This is one of the most unexplainable, and yet indescribable feelings that I’ve ever had! I can’t
come to terms with these feelings. It’s like the opposite of empathy,
know what I mean? The world lacks any empathy, when all it does is
stay perpetually out of my reach. I don’t know where it comes from,
though I’ve been having an excessive urge for the unknown, or at
least that’s the best way for me to describe it. Makes me want to go
crazy, knowing that I can’t explain it to all of you, at least not in a way
that makes sense. I feel like I've been murdered sometimes...when I look at certain things or if I get an emotional outburst, I feel like I'm gone for good. Know what I mean? My unconscious emotions have been eseentially
a portal to another dimension,
and yet there are many unexplained, unimaginable things in life that
I’ve not yet experienced. But at the foundation of it all, I’ve discovered
that even though things can be bad in life, even though it might not
make any sense at all, there’s most likely a definite reason for it...
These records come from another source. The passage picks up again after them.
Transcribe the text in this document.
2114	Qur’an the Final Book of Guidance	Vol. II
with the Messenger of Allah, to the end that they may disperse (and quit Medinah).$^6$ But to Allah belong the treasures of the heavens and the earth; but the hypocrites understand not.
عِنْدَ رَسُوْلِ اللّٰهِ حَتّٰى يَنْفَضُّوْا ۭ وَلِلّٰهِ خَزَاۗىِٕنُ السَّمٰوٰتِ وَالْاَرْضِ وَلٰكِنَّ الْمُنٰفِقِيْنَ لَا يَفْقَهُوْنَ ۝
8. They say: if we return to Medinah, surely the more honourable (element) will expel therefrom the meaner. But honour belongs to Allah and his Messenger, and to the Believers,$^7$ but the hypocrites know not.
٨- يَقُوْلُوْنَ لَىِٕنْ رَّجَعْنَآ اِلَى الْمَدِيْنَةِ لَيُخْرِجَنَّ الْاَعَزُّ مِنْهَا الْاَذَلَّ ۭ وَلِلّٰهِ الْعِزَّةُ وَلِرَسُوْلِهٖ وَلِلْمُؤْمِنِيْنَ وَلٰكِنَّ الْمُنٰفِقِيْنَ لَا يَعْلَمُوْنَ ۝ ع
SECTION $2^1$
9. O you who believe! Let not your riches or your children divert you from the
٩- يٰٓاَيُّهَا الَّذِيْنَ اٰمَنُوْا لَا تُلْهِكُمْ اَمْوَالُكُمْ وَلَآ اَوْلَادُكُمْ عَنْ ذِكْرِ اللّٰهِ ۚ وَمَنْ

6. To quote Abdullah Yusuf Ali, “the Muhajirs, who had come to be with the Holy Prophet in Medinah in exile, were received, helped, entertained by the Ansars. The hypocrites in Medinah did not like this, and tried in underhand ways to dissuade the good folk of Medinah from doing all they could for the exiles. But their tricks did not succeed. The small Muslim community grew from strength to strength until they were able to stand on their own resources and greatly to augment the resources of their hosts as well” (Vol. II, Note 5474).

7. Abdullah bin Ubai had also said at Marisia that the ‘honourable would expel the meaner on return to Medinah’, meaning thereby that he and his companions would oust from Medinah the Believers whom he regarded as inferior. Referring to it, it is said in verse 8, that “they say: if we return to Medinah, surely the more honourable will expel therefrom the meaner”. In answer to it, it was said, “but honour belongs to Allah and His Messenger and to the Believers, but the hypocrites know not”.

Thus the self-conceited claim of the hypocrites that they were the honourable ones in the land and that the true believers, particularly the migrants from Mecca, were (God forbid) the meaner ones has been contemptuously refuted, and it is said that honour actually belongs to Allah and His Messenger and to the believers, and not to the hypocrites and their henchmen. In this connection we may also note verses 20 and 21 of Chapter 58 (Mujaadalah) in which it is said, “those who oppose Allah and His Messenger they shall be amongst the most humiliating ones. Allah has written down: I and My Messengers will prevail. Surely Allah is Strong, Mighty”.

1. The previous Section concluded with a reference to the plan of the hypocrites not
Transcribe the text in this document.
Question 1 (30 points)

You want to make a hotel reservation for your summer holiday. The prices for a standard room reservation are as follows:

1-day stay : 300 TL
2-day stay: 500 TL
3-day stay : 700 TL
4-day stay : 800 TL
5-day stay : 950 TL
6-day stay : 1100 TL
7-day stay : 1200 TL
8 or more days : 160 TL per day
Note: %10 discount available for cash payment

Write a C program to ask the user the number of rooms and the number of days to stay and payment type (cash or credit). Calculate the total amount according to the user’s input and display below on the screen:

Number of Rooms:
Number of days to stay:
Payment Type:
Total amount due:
What if somehow nighttime was warm and daytime was cool, while (despite) at the same time, the Earth’s north pole centered at a 90 degree angle to the sun? Or what if everything stayed the same, but with winters and autumns warming up while summers and springs cooling down, to an exact extent, so that the temperature was more or less the same (within ten degrees or so Fahnrenheit) while the nighttime and daytime temperatures might be exactly the same? What if it was cold on Earth, for example, 0 degrees Fahrenheit, but the sun was 10 times as bright but still the same size as our current sun? What about perpetual nighttime with high temperatures? What if the day and night lasted only minutes, but the gravity was so immense that nothing flew away? What if, while either day and night lasted extremely quickly or extremely slowly, relatively speaking, at the same time, we could try to modify it and cause totally unexpected results? I mean, what would the results exactly be?